New Rule – Advertising of Private Placements Permitted
These new rules now permit closely-held companies to generally advertise their search for new shareholders, while also qualifying for the coveted “private placement” exemption from registration. Without the private placement exemption, a firm would have to spend hundreds of thousands of dollars to comply with the extensive SEC filing and approval requirements of an initial public offering, requirements more appropriately applied to a firm with thousands of employees and a value approaching half a billion dollars.
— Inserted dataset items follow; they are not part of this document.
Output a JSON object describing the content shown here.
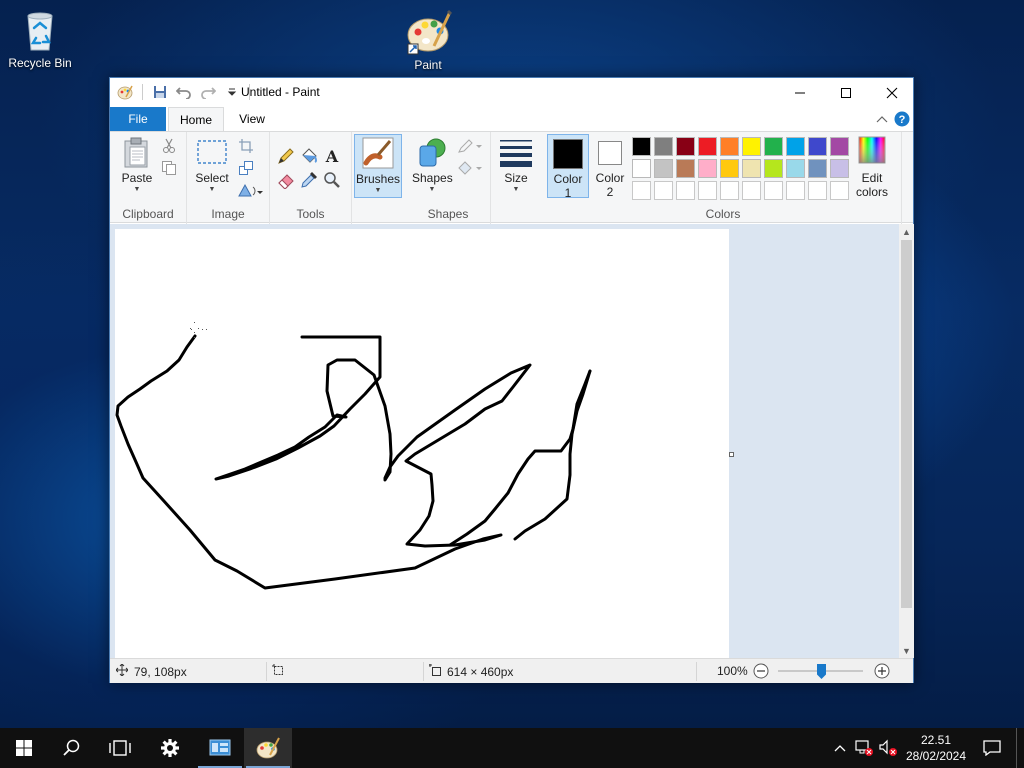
{
  "desktop": {
    "icons": [
      {
        "label": "Recycle Bin",
        "icon": "recycle-bin-icon"
      },
      {
        "label": "Paint",
        "icon": "paint-palette-icon"
      }
    ]
  },
  "window": {
    "title": "Untitled - Paint",
    "tabs": {
      "file": "File",
      "home": "Home",
      "view": "View"
    }
  },
  "ribbon": {
    "clipboard": {
      "paste": "Paste",
      "group": "Clipboard"
    },
    "image": {
      "select": "Select",
      "group": "Image"
    },
    "tools": {
      "group": "Tools"
    },
    "brushes": {
      "label": "Brushes"
    },
    "shapes": {
      "shapes": "Shapes",
      "group": "Shapes"
    },
    "size": {
      "label": "Size"
    },
    "colors": {
      "color1_line1": "Color",
      "color1_line2": "1",
      "color2_line1": "Color",
      "color2_line2": "2",
      "edit_line1": "Edit",
      "edit_line2": "colors",
      "group": "Colors",
      "color1_value": "#000000",
      "color2_value": "#ffffff",
      "palette_row1": [
        "#000000",
        "#7f7f7f",
        "#880015",
        "#ed1c24",
        "#ff7f27",
        "#fff200",
        "#22b14c",
        "#00a2e8",
        "#3f48cc",
        "#a349a4"
      ],
      "palette_row2": [
        "#ffffff",
        "#c3c3c3",
        "#b97a57",
        "#ffaec9",
        "#ffc90e",
        "#efe4b0",
        "#b5e61d",
        "#99d9ea",
        "#7092be",
        "#c8bfe7"
      ]
    }
  },
  "status": {
    "cursor_pos": "79, 108px",
    "canvas_size": "614 × 460px",
    "zoom": "100%",
    "zoom_level_percent": 100
  },
  "taskbar": {
    "time": "22.51",
    "date": "28/02/2024"
  }
}
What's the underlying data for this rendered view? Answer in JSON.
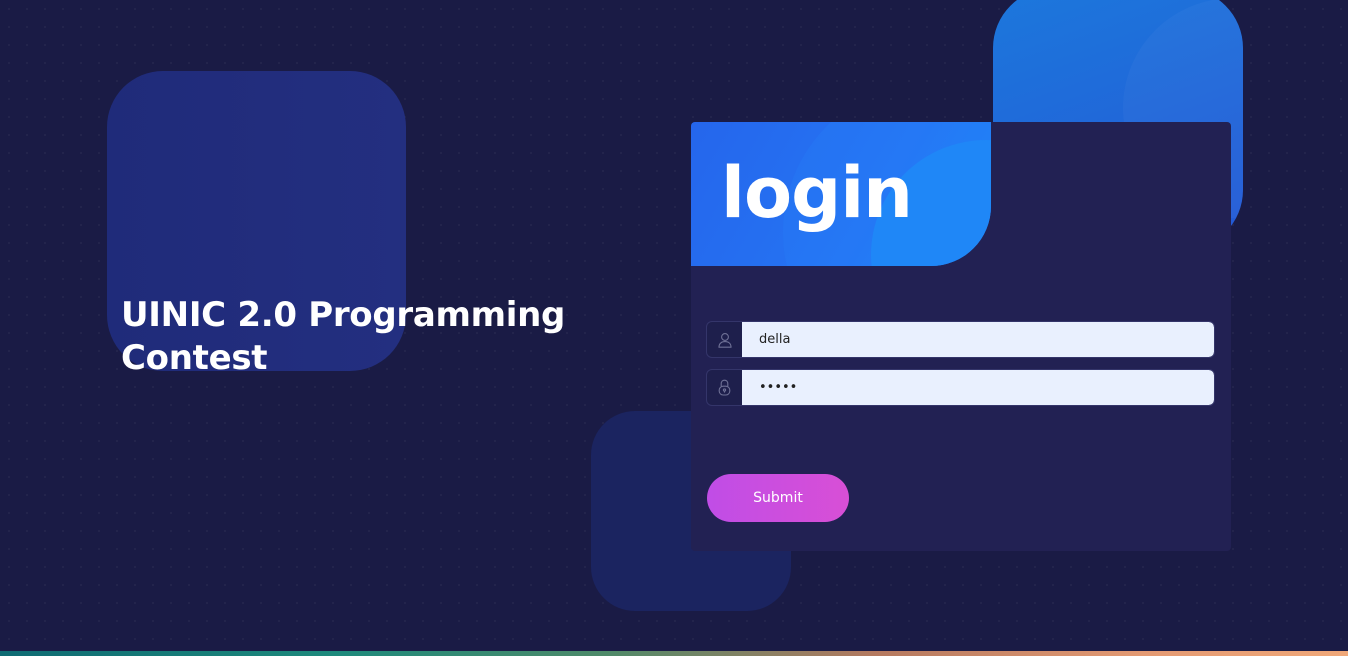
{
  "page": {
    "contest_title": "UINIC 2.0 Programming Contest"
  },
  "login": {
    "title": "login",
    "username": {
      "icon": "user-icon",
      "value": "della"
    },
    "password": {
      "icon": "lock-icon",
      "value": "della"
    },
    "submit_label": "Submit"
  },
  "colors": {
    "background": "#1a1b45",
    "card": "#222153",
    "header_blue": "#2574f3",
    "input_bg": "#e9f0fe",
    "submit_gradient_start": "#c04de6",
    "submit_gradient_end": "#d84fd6"
  }
}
For decades, smaller firms have contorted their offering documents to qualify for the private placement exemption. Among the most important prerequisites for that critical exemption was a condition not to generally advertise the securities offering. If the federal government, or a court, found that a firm was not strictly selling stock to friends, or at least friends of friends, investors could immediately demand the return of their money, with interest.
The Future of Fundraising
Companies may now distribute prospectuses for investors to many, many potential buyers. Smaller firms may canvass large numbers of potential purchasers without jeopardizing the streamlined and much less expensive “private offering” exemption. Companies may now approach customers, affinity groups, employees and neighbors as part of investor recruitment efforts. Offering documents and procedures will become more streamlined, since firms no longer need to work around many of the prior rules and procedures restricting “general advertising and solicitation.” Now, it does not matter.
The Way We Were
In the past, to avoid this compliance calamity, firms could only offer securities through issuance of quiet, tightly controlled, offering documents. The prior law imposed a myriad of rules governing public offerings on private firms promoting their offerings on internet, radio, newsletters or other “non-private” media. The precautions recommended by courts and regulators had become unwieldy. Recordkeeping, long disclaimers, and almost secretive distribution of documents were required to prudently avoid violating securities laws. Mistakes could prove financially fatal.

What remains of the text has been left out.